People can end up taking the wrong career path simply based on false or faulty assumptions.

5 career path myths to stop believing

1. To succeed, you need to stick to one thing

Many people falsely believe that they must stick with the career they start out in. Old advice was: “Start at the bottom and work your way up.” Business doesn’t work the same way today that it did 20 years ago or earlier.

In fact, you could start at a lower position and end up stuck there.

2. Stay in the career you focused on in college

There’s no reason you need to stick with a certain career, even if it was your college major or minor. If you don’t feel a career is a fit for you, look for something that is. There is nothing wrong with changing paths.

3. You need to lock your career down by a certain age

Many people falsely believe that by their mid-20s or 30s, they should have their career path set. That’s simply not true. An opportunity for success can arrive at any age.

Secondly, interests and passions evolve as we age. You could reach your 30s and realize that a certain career path simply isn’t for you. There’s no reason at that point, you cannot start on a new path. You have plenty of time to succeed at something else.

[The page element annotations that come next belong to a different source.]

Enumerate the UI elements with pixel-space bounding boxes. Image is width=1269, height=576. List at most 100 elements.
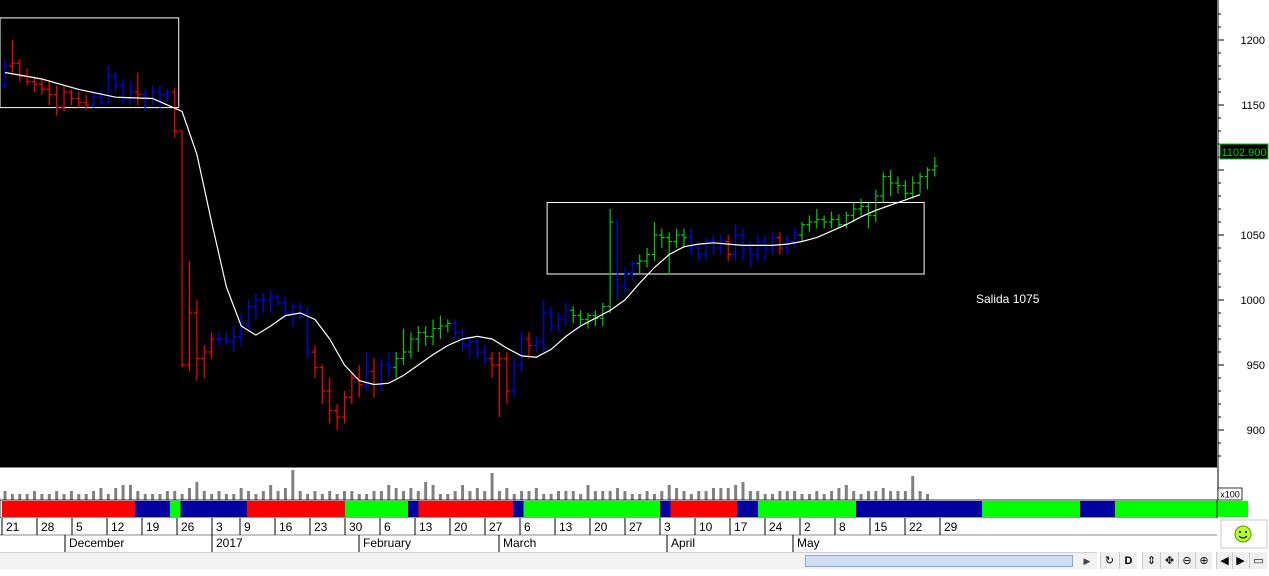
scroll-left-icon[interactable]: ◀ — [1216, 552, 1232, 569]
scrollbar-thumb[interactable] — [805, 555, 1073, 567]
smiley-icon — [1234, 525, 1252, 543]
updown-arrows-icon[interactable]: ⇕ — [1142, 552, 1160, 569]
volume-bar — [365, 494, 369, 500]
ohlc-bar — [252, 293, 259, 320]
volume-bar — [623, 491, 627, 500]
ohlc-bar — [38, 79, 45, 95]
ohlc-bar — [385, 352, 392, 378]
move-cross-icon[interactable]: ✥ — [1160, 552, 1178, 569]
volume-bar — [926, 494, 929, 500]
ohlc-bar — [629, 261, 636, 281]
ohlc-bar — [68, 89, 75, 105]
volume-bar — [645, 491, 649, 500]
signal-segment — [856, 501, 982, 517]
day-label: 20 — [594, 520, 608, 534]
volume-bar — [763, 494, 767, 500]
scroll-arrow-right[interactable]: ▶ — [1083, 556, 1091, 566]
volume-bar — [232, 494, 236, 500]
volume-bar — [542, 494, 546, 500]
refresh-icon[interactable]: ↻ — [1100, 552, 1118, 569]
ohlc-bar — [474, 339, 481, 359]
ohlc-bar — [223, 332, 230, 346]
volume-bar — [520, 491, 524, 500]
window-icon[interactable]: ▭ — [1249, 552, 1267, 569]
price-panel — [0, 0, 1217, 467]
ohlc-bar — [614, 219, 621, 300]
volume-bar — [889, 491, 893, 500]
volume-bar — [756, 491, 760, 500]
volume-bar — [638, 494, 642, 500]
volume-bar — [379, 491, 383, 500]
smiley-badge[interactable] — [1220, 519, 1268, 549]
range-box-1 — [0, 17, 180, 109]
signal-strip — [0, 499, 1248, 519]
signal-segment — [758, 501, 856, 517]
signal-segment — [345, 501, 408, 517]
volume-bar — [424, 482, 428, 500]
volume-bar — [652, 494, 656, 500]
scrollbar[interactable]: ▶ — [0, 552, 1097, 569]
volume-bar — [793, 491, 797, 500]
volume-bar — [822, 494, 826, 500]
day-label: 6 — [524, 520, 531, 534]
volume-bar — [158, 494, 162, 500]
ohlc-bar — [894, 176, 901, 194]
day-label: 28 — [41, 520, 55, 534]
ohlc-bar — [666, 232, 673, 274]
volume-bar — [852, 491, 856, 500]
volume-bar — [69, 491, 73, 500]
volume-bar — [704, 491, 708, 500]
annotation-text: Salida 1075 — [976, 292, 1040, 306]
volume-bar — [254, 494, 258, 500]
zoom-out-icon[interactable]: ⊖ — [1178, 552, 1195, 569]
ohlc-bar — [570, 306, 577, 324]
ohlc-bar — [481, 345, 488, 365]
ohlc-bar — [156, 85, 163, 108]
scroll-right-icon[interactable]: ▶ — [1232, 552, 1248, 569]
volume-bar — [416, 491, 420, 500]
zoom-in-icon[interactable]: ⊕ — [1195, 552, 1212, 569]
month-label: April — [671, 536, 695, 550]
ohlc-bar — [540, 300, 547, 352]
ohlc-bar — [902, 180, 909, 199]
volume-bar — [475, 488, 479, 500]
date-axis: 21 28 5 12 19 26 3 9 16 23 30 6 13 20 27 6 13 20 27 3 10 17 24… — [0, 518, 1217, 552]
ohlc-bar — [909, 176, 916, 199]
ohlc-bar — [813, 209, 820, 229]
ohlc-bar — [127, 81, 134, 105]
volume-bar — [534, 488, 538, 500]
volume-bar — [47, 494, 51, 500]
day-label: 12 — [111, 520, 125, 534]
ohlc-bar — [260, 293, 267, 313]
volume-bar — [121, 485, 125, 500]
ohlc-bar — [304, 306, 311, 359]
day-label: 15 — [874, 520, 888, 534]
month-label: February — [363, 536, 411, 550]
volume-bar — [195, 482, 199, 500]
day-label: 27 — [629, 520, 643, 534]
ohlc-bar — [430, 319, 437, 346]
ohlc-bar — [858, 198, 865, 216]
volume-bar — [438, 494, 442, 500]
volume-bar — [505, 488, 509, 500]
ohlc-bar — [821, 215, 828, 229]
volume-bar — [328, 491, 332, 500]
volume-bar — [165, 491, 169, 500]
ohlc-bar — [732, 224, 739, 261]
ohlc-bar — [680, 228, 687, 248]
volume-bar — [173, 491, 177, 500]
volume-bar — [306, 494, 310, 500]
ohlc-bar — [326, 378, 333, 424]
signal-segment — [660, 501, 671, 517]
month-label: March — [503, 536, 536, 550]
volume-group — [3, 470, 929, 500]
volume-bar — [586, 485, 590, 500]
d-button[interactable]: D — [1119, 552, 1137, 569]
signal-segment — [523, 501, 660, 517]
volume-bar — [10, 494, 14, 500]
volume-bar — [490, 473, 494, 500]
volume-bar — [136, 491, 140, 500]
ohlc-bar — [799, 222, 806, 242]
ohlc-bar — [112, 72, 119, 92]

4. You always need to aim high

Setting your expectations on a particular goal can limit your vision for other opportunities around you. There may be other positions, even in different fields, that require similar skills you are a perfect fit for.

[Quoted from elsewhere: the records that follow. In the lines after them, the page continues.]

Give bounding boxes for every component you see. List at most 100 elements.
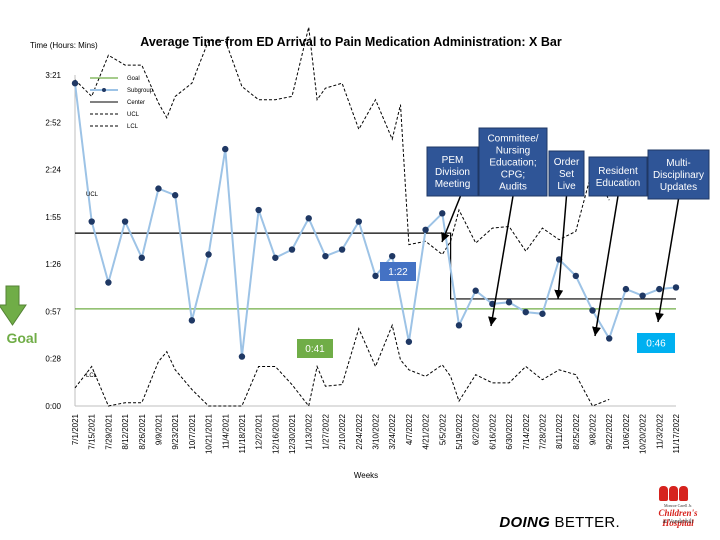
subgroup-point [155, 185, 162, 192]
ucl-line [74, 27, 610, 256]
x-tick-label: 7/28/2022 [538, 413, 547, 449]
value-label-box [637, 333, 675, 353]
subgroup-point [656, 285, 663, 293]
annotation-arrow [554, 195, 568, 300]
x-tick-label: 8/25/2022 [572, 413, 581, 449]
lcl-label: LCL [86, 373, 98, 379]
x-tick-label: 4/21/2022 [422, 413, 431, 449]
tagline-rest: BETTER. [550, 514, 620, 531]
x-tick-label: 2/24/2022 [355, 413, 364, 449]
x-tick-label: 11/4/2021 [221, 413, 230, 449]
legend-subgroup-marker [102, 88, 106, 92]
x-tick-label: 8/12/2021 [121, 413, 130, 449]
x-tick-label: 12/30/2021 [288, 413, 297, 454]
x-tick-label: 3/24/2022 [388, 413, 397, 449]
subgroup-point [422, 226, 429, 233]
goal-label: Goal [6, 330, 37, 346]
annotation-text: Multi-Disciplinary Updates [653, 158, 704, 193]
x-tick-label: 8/11/2022 [555, 413, 564, 449]
annotation-box [548, 150, 585, 197]
y-tick-label: 2:52 [45, 118, 61, 127]
subgroup-line [74, 83, 677, 357]
goal-arrow-icon [0, 285, 27, 326]
y-tick-label: 0:00 [45, 402, 61, 411]
x-tick-label: 9/8/2022 [589, 413, 598, 445]
subgroup-point [171, 192, 179, 199]
legend: Goal Subgroup Center UCL LCL [90, 76, 154, 130]
y-tick-label: 1:55 [45, 213, 61, 222]
annotation-box [478, 127, 548, 197]
annotation-box [588, 156, 648, 197]
chart-title: Average Time from ED Arrival to Pain Med… [140, 35, 562, 49]
subgroup-point [121, 218, 129, 225]
value-label-text: 1:22 [388, 267, 408, 278]
legend-label: Goal [127, 76, 140, 82]
x-tick-label: 1/13/2022 [305, 413, 314, 449]
ucl-label: UCL [86, 192, 99, 198]
subgroup-point [589, 307, 596, 314]
annotations: 1:22 0:41 0:46 PEM Division Meeting Committee/… [0, 127, 710, 358]
annotation-text: Committee/Nursing Education; CPG; Audits [487, 134, 538, 193]
value-label-box [380, 262, 416, 281]
subgroup-point [572, 272, 580, 280]
y-tick-label: 1:26 [45, 260, 61, 269]
x-tick-label: 10/20/2022 [639, 413, 648, 454]
x-tick-label: 4/7/2022 [405, 413, 414, 445]
subgroup-point [405, 338, 413, 345]
x-tick-label: 10/7/2021 [188, 413, 197, 449]
subgroup-point [472, 287, 479, 294]
subgroup-point [88, 218, 95, 225]
value-label-text: 0:46 [646, 339, 666, 350]
subgroup-point [255, 206, 262, 214]
x-tick-label: 9/9/2021 [154, 413, 163, 445]
subgroup-point [355, 218, 363, 225]
x-axis-label: Weeks [354, 471, 378, 480]
children-figures-icon [659, 486, 689, 506]
subgroup-point [439, 210, 446, 217]
subgroup-point [71, 80, 79, 87]
subgroup-point [222, 145, 229, 153]
x-tick-label: 3/10/2022 [372, 413, 381, 449]
y-tick-label: 0:57 [45, 307, 61, 316]
annotation-text: Resident Education [596, 166, 640, 189]
x-tick-label: 11/3/2022 [655, 413, 664, 449]
x-tick-label: 7/29/2021 [104, 413, 113, 449]
subgroup-point [672, 284, 680, 291]
legend-label: UCL [127, 112, 140, 118]
subgroup-point [138, 254, 145, 261]
x-tick-label: 10/6/2022 [622, 413, 631, 449]
subgroup-point [622, 285, 630, 293]
x-tick-label: 11/18/2021 [238, 413, 247, 453]
tagline: DOING BETTER. [499, 514, 620, 531]
x-tick-label: 6/30/2022 [505, 413, 514, 449]
legend-label: Center [127, 100, 145, 106]
legend-label: Subgroup [127, 88, 154, 94]
x-tick-label: 6/16/2022 [488, 413, 497, 449]
subgroup-point [539, 310, 546, 317]
subgroup-point [455, 322, 463, 329]
x-tick-label: 7/15/2021 [88, 413, 97, 449]
annotation-arrow [441, 195, 462, 243]
annotation-box [426, 146, 479, 197]
subgroup-point [606, 335, 613, 342]
subgroup-point [305, 215, 312, 222]
y-tick-label: 0:28 [45, 355, 61, 364]
logo-line2: Children's Hospital [658, 508, 698, 528]
annotation-arrow [488, 195, 514, 327]
x-tick-label: 7/1/2021 [71, 413, 80, 445]
x-tick-label: 5/5/2022 [438, 413, 447, 445]
subgroup-point [272, 254, 279, 261]
subgroup-point [205, 251, 212, 258]
x-tick-label: 7/14/2022 [522, 413, 531, 449]
annotation-text: Order Set Live [554, 157, 580, 192]
x-tick-label: 1/27/2022 [321, 413, 330, 449]
x-tick-label: 10/21/2021 [205, 413, 214, 454]
legend-label: LCL [127, 124, 139, 130]
x-tick-label: 9/23/2021 [171, 413, 180, 449]
value-label-text: 0:41 [305, 344, 325, 355]
x-tick-label: 12/16/2021 [271, 413, 280, 454]
x-tick-label: 2/10/2022 [338, 413, 347, 449]
subgroup-point [388, 252, 396, 260]
subgroup-point [288, 246, 296, 253]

Additionally, positions lower on the ladder may offer a better opportunity for you to learn and grow, or receive mentoring. Such positions may provide the vehicle for developing a mastery of your skills (or developing new skills) – which will be much more valuable later on, eventually allowing you to rise perhaps even higher in your chosen field.

5. You need to choose the career path that pays the most

Money doesn’t always equal happiness. For a growing number of people, especially millennials, they find more satisfaction in careers that offer a sense of purpose or personal reward – rather than monetary significance.

Another trap people fall into is the pressure to compete with their family, friends or peers when it comes to salary. Your salary does not equate to your own value. Money can be a poor substitute for true happiness and fulfillment.